NRGI / ResourceProjects.org

MIT License
4 stars 0 forks source link

Entity Reconciliation #113

Open byndcivilization opened 8 years ago

byndcivilization commented 8 years ago

We need a deduplication process to identify possible matches in incoming data.

Solution #1: simple fuzzy matching algorithm that attempts to match on one or a few fields. (name and some additional info)

Solution #2: ML assisted entity reconciliation process. This would use ML methodology to derive a matching score to identify possible duplicates. There would then need to be a UI to either merge the matched entities (show matches and partial matches, i.e exact match of first word, for both project names and company names.
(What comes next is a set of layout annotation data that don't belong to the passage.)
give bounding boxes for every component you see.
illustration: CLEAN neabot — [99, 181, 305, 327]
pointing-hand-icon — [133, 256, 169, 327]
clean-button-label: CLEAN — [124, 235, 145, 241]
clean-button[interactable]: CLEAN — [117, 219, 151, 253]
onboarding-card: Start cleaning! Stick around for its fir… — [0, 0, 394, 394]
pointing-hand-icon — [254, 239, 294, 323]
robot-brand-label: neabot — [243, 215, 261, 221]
Allow user to confirm all or some of the matches for example) or to at least display possible links on an entity page.

Moved from #6

mattfullerton commented 8 years ago

Leaving this open for now, but once we are done with the initial deduplification and reconciliation processes and have some experience with them we can decide whether we need to make improvements (ML, etc.) Assigning @davidmihalyi to be arbitrator of whether the process is working well.

mattfullerton commented 8 years ago

See #147 for a nice use case of how entities need to/should be merged

davidmihalyi commented 7 years ago

We have a good first workflow for this. Further improvement will require more thinking in a next phase.